As April 15 quickly approaches, many people are finishing up their income tax returns. This year, I will owe the government money when I file, and that is okay with me.
In fact, my preference is to owe the government a little bit come tax time each year. If that doesn’t happen, my second preference is to get back a tiny bit back as a refund.
I know lot of people that look forward to getting a tax refund each year. In my opinion, that is poor money management.
Understand what it means to get a refund. The Free Dictionary defines refund as “to give back, especially money.” In order to “give back,” it must have started out as yours. And in fact, it did.
When you have taxes withheld from your paycheck each pay period, those monies are your money that is being pre-paid in anticipation of taxes that will be due at the end of the year.

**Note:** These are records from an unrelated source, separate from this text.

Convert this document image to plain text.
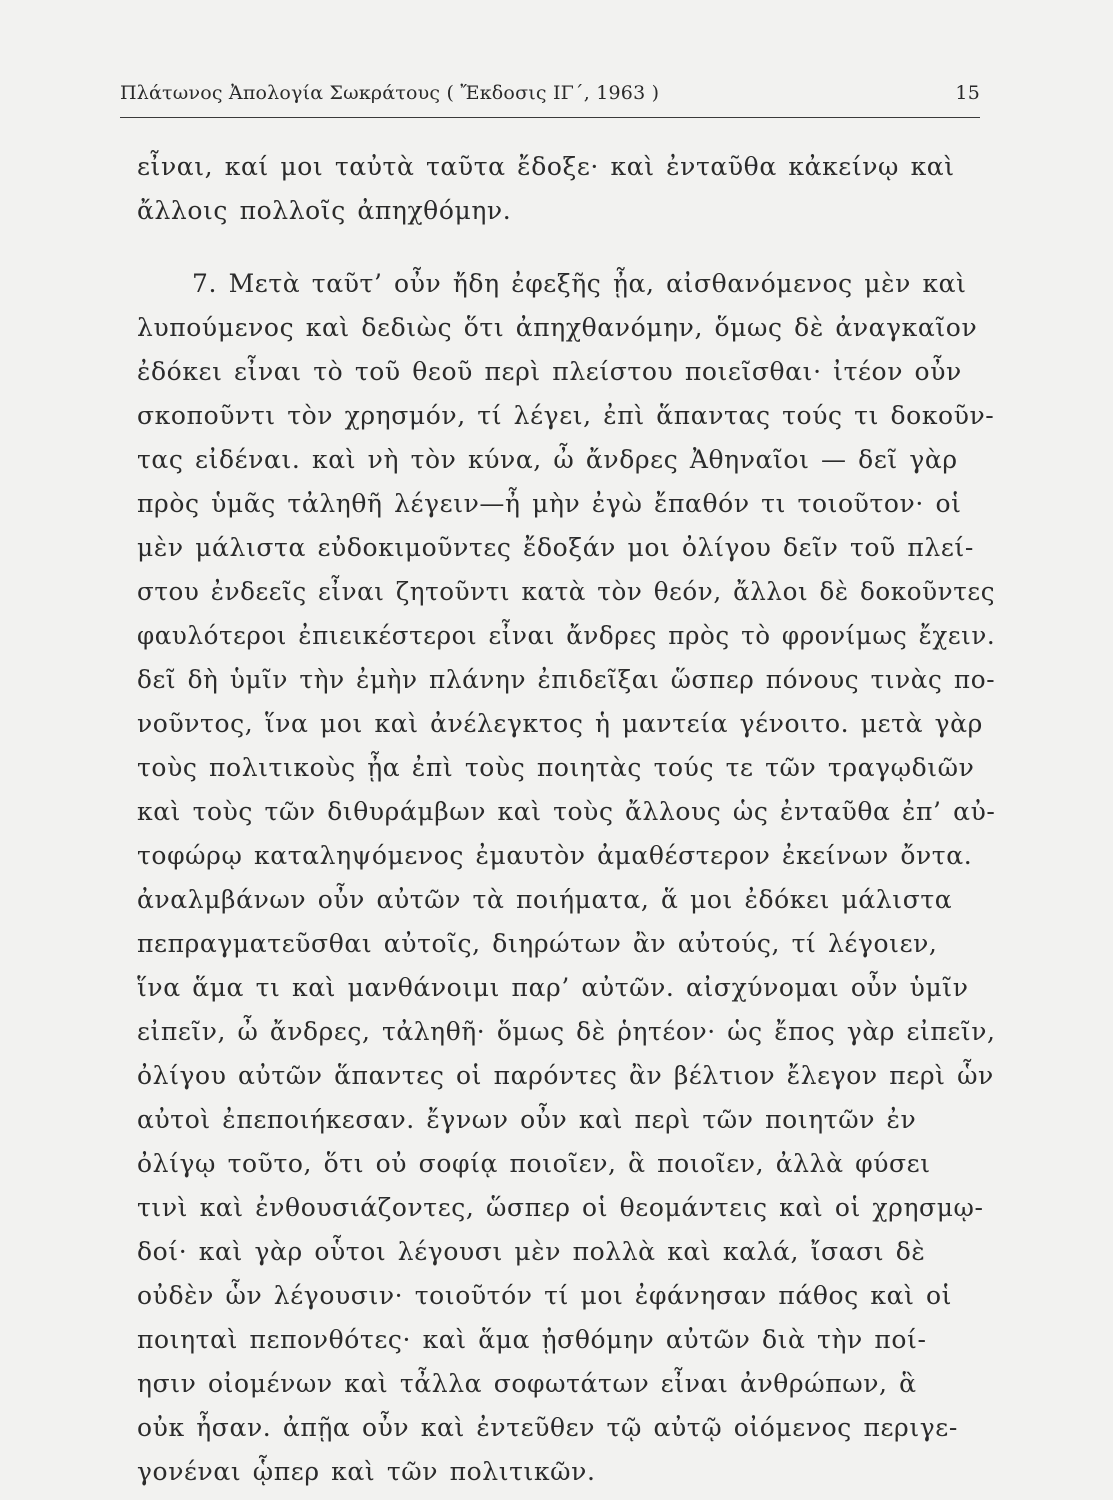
Πλάτωνος Ἀπολογία Σωκράτους ( Ἔκδοσις ΙΓ΄, 1963 )	15
εἶναι, καί μοι ταὐτὰ ταῦτα ἔδοξε· καὶ ἐνταῦθα κἀκείνῳ καὶ
ἄλλοις πολλοῖς ἀπηχθόμην.
7. Μετὰ ταῦτ’ οὖν ἤδη ἐφεξῆς ᾖα, αἰσθανόμενος μὲν καὶ
λυπούμενος καὶ δεδιὼς ὅτι ἀπηχθανόμην, ὅμως δὲ ἀναγκαῖον
ἐδόκει εἶναι τὸ τοῦ θεοῦ περὶ πλείστου ποιεῖσθαι· ἰτέον οὖν
σκοποῦντι τὸν χρησμόν, τί λέγει, ἐπὶ ἅπαντας τούς τι δοκοῦν-
τας εἰδέναι. καὶ νὴ τὸν κύνα, ὦ ἄνδρες Ἀθηναῖοι — δεῖ γὰρ
πρὸς ὑμᾶς τἀληθῆ λέγειν—ἦ μὴν ἐγὼ ἔπαθόν τι τοιοῦτον· οἱ
μὲν μάλιστα εὐδοκιμοῦντες ἔδοξάν μοι ὀλίγου δεῖν τοῦ πλεί-
στου ἐνδεεῖς εἶναι ζητοῦντι κατὰ τὸν θεόν, ἄλλοι δὲ δοκοῦντες
φαυλότεροι ἐπιεικέστεροι εἶναι ἄνδρες πρὸς τὸ φρονίμως ἔχειν.
δεῖ δὴ ὑμῖν τὴν ἐμὴν πλάνην ἐπιδεῖξαι ὥσπερ πόνους τινὰς πο-
νοῦντος, ἵνα μοι καὶ ἀνέλεγκτος ἡ μαντεία γένοιτο. μετὰ γὰρ
τοὺς πολιτικοὺς ᾖα ἐπὶ τοὺς ποιητὰς τούς τε τῶν τραγῳδιῶν
καὶ τοὺς τῶν διθυράμβων καὶ τοὺς ἄλλους ὡς ἐνταῦθα ἐπ’ αὐ-
τοφώρῳ καταληψόμενος ἐμαυτὸν ἀμαθέστερον ἐκείνων ὄντα.
ἀναλμβάνων οὖν αὐτῶν τὰ ποιήματα, ἅ μοι ἐδόκει μάλιστα
πεπραγματεῦσθαι αὐτοῖς, διηρώτων ἂν αὐτούς, τί λέγοιεν,
ἵνα ἅμα τι καὶ μανθάνοιμι παρ’ αὐτῶν. αἰσχύνομαι οὖν ὑμῖν
εἰπεῖν, ὦ ἄνδρες, τἀληθῆ· ὅμως δὲ ῥητέον· ὡς ἔπος γὰρ εἰπεῖν,
ὀλίγου αὐτῶν ἅπαντες οἱ παρόντες ἂν βέλτιον ἔλεγον περὶ ὧν
αὐτοὶ ἐπεποιήκεσαν. ἔγνων οὖν καὶ περὶ τῶν ποιητῶν ἐν
ὀλίγῳ τοῦτο, ὅτι οὐ σοφίᾳ ποιοῖεν, ἃ ποιοῖεν, ἀλλὰ φύσει
τινὶ καὶ ἐνθουσιάζοντες, ὥσπερ οἱ θεομάντεις καὶ οἱ χρησμῳ-
δοί· καὶ γὰρ οὗτοι λέγουσι μὲν πολλὰ καὶ καλά, ἴσασι δὲ
οὐδὲν ὧν λέγουσιν· τοιοῦτόν τί μοι ἐφάνησαν πάθος καὶ οἱ
ποιηταὶ πεπονθότες· καὶ ἅμα ᾐσθόμην αὐτῶν διὰ τὴν ποί-
ησιν οἰομένων καὶ τἆλλα σοφωτάτων εἶναι ἀνθρώπων, ἃ
οὐκ ἦσαν. ἀπῇα οὖν καὶ ἐντεῦθεν τῷ αὐτῷ οἰόμενος περιγε-
γονέναι ᾧπερ καὶ τῶν πολιτικῶν.
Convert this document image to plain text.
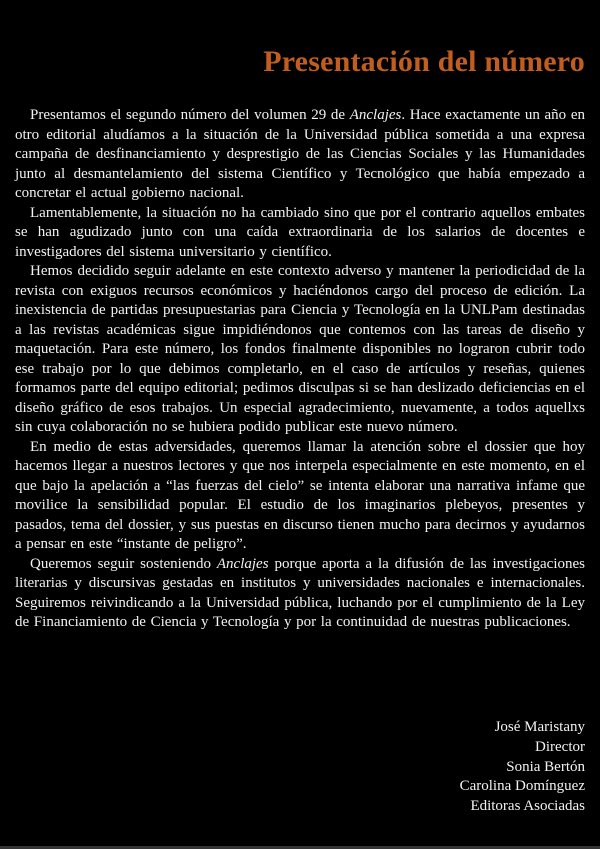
Presentación del número

Presentamos el segundo número del volumen 29 de Anclajes. Hace exactamente un año en otro editorial aludíamos a la situación de la Universidad pública sometida a una expresa campaña de desfinanciamiento y desprestigio de las Ciencias Sociales y las Humanidades junto al desmantelamiento del sistema Científico y Tecnológico que había empezado a concretar el actual gobierno nacional.

Lamentablemente, la situación no ha cambiado sino que por el contrario aquellos embates se han agudizado junto con una caída extraordinaria de los salarios de docentes e investigadores del sistema universitario y científico.

Hemos decidido seguir adelante en este contexto adverso y mantener la periodicidad de la revista con exiguos recursos económicos y haciéndonos cargo del proceso de edición. La inexistencia de partidas presupuestarias para Ciencia y Tecnología en la UNLPam destinadas a las revistas académicas sigue impidiéndonos que contemos con las tareas de diseño y maquetación. Para este número, los fondos finalmente disponibles no lograron cubrir todo ese trabajo por lo que debimos completarlo, en el caso de artículos y reseñas, quienes formamos parte del equipo editorial; pedimos disculpas si se han deslizado deficiencias en el diseño gráfico de esos trabajos. Un especial agradecimiento, nuevamente, a todos aquellxs sin cuya colaboración no se hubiera podido publicar este nuevo número.

En medio de estas adversidades, queremos llamar la atención sobre el dossier que hoy hacemos llegar a nuestros lectores y que nos interpela especialmente en este momento, en el que bajo la apelación a “las fuerzas del cielo” se intenta elaborar una narrativa infame que movilice la sensibilidad popular. El estudio de los imaginarios plebeyos, presentes y pasados, tema del dossier, y sus puestas en discurso tienen mucho para decirnos y ayudarnos a pensar en este “instante de peligro”.

Queremos seguir sosteniendo Anclajes porque aporta a la difusión de las investigaciones literarias y discursivas gestadas en institutos y universidades nacionales e internacionales. Seguiremos reivindicando a la Universidad pública, luchando por el cumplimiento de la Ley de Financiamiento de Ciencia y Tecnología y por la continuidad de nuestras publicaciones.

José Maristany
Director
Sonia Bertón
Carolina Domínguez
Editoras Asociadas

Rather than trying to come up with several thousand dollars all at once at the end of the year, the government has your employer take a little bit each time. But it starts out as your money.
If you paid too much during the year, then the government will give it back, true, but could you have have used it during the year? By giving it to the government early, you have essentially given them a loan. When they send you your refund, they send you back exactly what you over-sent them. Usually when we lend people money (or people lend us money), the expectation is to pay it back with some interest. Except the government didn’t pay you any interest for the use of your money over the last year.
Last year (2011), the average refund was $2913. On a PER DAY basis, this represents almost $8. Compound that to $56 per week ($112 per pay if paid bi-weekly) or $242.75 per month.
The sad thing is, the White House asked people what $40 meant to them in regards to reinstating the Social Security tax that had been cut. The website got a whole lot of feedback saying people need that $40.
So here we are saying, “Please don’t take back the mandatory 2% to put towards Social Security (which is quickly running out of money). Instead, I want to voluntarily give up $112 dollars so I can have a tax refund.”
Through better planning (and a new W-4 form), the average person could get back $112 dollars on each paycheck. That would more than cover the $40 (or 2%) that the FICA tax was reduced by. And I’m sure these same people needing the $40 now will also be wanting their full social security check when they retire as well.
Not only that, we tend to treat money received as a refund differently than money received as part of our paycheck. Many people use their refund to splurge on themselves, when those same people often should not do so. Remember, the goal of this blog is to help you get rich. Poor money management is not the way to get there. Plan your spending. If you want to take a vacation, then you save a little each pay so at the end of the year, you have almost $3000 for your vacation. Don’t let Uncle Sam do the saving for you.
Have you filed your taxes yet? Are you getting a refund? What will you do with it? I look forward to hearing what you have to say in the comments.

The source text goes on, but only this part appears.